At the beginning of “Kosmische Stepper” (a track that sounds like its name suggests), there is a vocal recording that says, “They play one tempo, or they do one style. I just can’t do that. It’s not in my nature.” This could be interpreted as the mission statement for Permission To Explode. No two tracks on this album are alike.

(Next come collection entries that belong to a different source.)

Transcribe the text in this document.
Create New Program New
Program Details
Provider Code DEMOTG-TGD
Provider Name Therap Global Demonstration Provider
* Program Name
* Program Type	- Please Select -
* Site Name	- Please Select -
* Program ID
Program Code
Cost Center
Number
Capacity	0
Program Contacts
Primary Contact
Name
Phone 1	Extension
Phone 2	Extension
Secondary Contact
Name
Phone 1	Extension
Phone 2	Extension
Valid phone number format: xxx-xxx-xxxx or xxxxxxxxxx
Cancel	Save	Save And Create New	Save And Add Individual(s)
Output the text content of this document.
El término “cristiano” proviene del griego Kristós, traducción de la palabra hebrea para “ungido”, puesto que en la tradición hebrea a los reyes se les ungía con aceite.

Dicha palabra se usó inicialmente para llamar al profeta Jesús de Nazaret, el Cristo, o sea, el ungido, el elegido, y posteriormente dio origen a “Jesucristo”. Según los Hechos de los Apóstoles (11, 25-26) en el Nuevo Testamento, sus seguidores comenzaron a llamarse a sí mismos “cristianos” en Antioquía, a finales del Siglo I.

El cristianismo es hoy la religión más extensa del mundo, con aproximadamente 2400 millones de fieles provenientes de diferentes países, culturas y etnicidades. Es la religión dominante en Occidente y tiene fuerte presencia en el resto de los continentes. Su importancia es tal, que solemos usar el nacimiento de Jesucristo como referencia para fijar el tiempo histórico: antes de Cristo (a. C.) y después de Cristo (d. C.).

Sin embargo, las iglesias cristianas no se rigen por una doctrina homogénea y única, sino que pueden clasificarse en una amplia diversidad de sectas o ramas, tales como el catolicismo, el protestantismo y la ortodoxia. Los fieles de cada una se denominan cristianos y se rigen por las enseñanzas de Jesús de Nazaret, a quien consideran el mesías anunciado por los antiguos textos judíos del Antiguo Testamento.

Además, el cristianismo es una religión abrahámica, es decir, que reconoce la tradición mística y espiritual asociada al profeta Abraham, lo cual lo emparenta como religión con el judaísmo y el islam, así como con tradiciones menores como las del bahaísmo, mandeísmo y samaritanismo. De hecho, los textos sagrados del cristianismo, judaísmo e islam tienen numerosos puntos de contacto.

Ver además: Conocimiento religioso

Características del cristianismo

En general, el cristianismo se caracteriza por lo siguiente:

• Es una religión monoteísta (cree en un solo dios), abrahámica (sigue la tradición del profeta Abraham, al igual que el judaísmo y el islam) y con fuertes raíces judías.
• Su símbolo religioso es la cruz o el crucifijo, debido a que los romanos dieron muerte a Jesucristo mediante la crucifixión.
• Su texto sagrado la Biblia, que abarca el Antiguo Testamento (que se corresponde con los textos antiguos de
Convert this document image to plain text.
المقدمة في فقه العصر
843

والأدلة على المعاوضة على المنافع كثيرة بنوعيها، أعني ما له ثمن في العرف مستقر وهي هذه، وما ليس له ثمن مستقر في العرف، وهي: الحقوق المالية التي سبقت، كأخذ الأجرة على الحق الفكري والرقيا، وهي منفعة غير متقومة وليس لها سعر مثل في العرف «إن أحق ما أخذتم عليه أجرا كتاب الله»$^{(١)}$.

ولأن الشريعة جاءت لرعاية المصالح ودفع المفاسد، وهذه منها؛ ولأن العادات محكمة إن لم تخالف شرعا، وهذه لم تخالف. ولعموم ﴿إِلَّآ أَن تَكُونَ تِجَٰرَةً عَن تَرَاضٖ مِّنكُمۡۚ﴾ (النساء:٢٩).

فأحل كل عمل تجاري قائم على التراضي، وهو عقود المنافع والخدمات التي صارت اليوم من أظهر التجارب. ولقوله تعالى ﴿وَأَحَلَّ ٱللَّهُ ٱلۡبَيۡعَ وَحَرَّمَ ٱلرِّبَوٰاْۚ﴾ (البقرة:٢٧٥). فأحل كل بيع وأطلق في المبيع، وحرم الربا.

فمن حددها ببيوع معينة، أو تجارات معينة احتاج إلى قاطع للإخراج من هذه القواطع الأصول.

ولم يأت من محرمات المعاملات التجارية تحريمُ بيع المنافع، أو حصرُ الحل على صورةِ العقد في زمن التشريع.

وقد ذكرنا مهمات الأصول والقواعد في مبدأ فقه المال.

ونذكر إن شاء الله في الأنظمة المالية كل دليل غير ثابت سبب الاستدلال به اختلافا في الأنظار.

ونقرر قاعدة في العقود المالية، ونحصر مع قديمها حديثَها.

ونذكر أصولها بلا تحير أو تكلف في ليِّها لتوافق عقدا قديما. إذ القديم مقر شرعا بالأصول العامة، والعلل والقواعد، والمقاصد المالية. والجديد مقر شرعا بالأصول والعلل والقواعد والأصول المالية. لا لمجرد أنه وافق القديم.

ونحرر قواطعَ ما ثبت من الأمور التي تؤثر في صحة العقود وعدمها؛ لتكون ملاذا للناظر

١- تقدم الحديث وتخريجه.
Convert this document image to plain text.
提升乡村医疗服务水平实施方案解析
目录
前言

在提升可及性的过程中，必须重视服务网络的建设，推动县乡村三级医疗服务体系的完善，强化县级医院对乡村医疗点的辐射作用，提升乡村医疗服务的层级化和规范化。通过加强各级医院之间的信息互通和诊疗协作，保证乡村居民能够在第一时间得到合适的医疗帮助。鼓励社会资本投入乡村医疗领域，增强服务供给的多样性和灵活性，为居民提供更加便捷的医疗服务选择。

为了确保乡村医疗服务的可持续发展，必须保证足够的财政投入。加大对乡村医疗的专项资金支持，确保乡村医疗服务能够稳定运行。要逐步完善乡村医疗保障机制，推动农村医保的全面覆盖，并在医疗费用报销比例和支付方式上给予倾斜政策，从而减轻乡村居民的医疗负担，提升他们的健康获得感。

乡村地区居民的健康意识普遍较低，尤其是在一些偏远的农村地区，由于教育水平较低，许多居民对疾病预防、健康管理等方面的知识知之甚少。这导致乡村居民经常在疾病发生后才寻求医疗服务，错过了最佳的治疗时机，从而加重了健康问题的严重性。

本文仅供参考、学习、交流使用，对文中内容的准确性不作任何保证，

Si’s swagger runs the gamut from krautrock (“The Push”) and plunderphonic rock (“And That’s It”) to composed experimental ambient (“Transcend the Disease Through Music”, “Accelerating the Visible Spectrum 2”), glitch-hop (“Buffer State”), downtempo breakbeat (“Runnings”), main stage techno (“Out of Sight”, “From My Laptop”), and so much off the IDM deep-end. There’s even a dub twist of the “The Graduation March” on “Land of Hope” and a dubstep evisceration of “Mars, the Bringer of War” from Gustav Holst’s orchestral opus The Planets on “Let’s Roll.” To borrow a line from Futurama, Si Begg transcends genres even as he reinvents them.
Yet, even with such an enormous swath of style, there is a perfectionist’s eye guiding this album. It is far from the typical collection of haphazardly arranged singles that constitute so many electronic leaning releases. All this album’s disparate pieces come together in harmony, flowing from beginning to end. Permission To Explode is intelligently designed for dancefloor ready rockers as well as home listening bliss, and its 20 compositions beg for much larger audiences. It is perfection in form and function. Permission To Explode? Granted!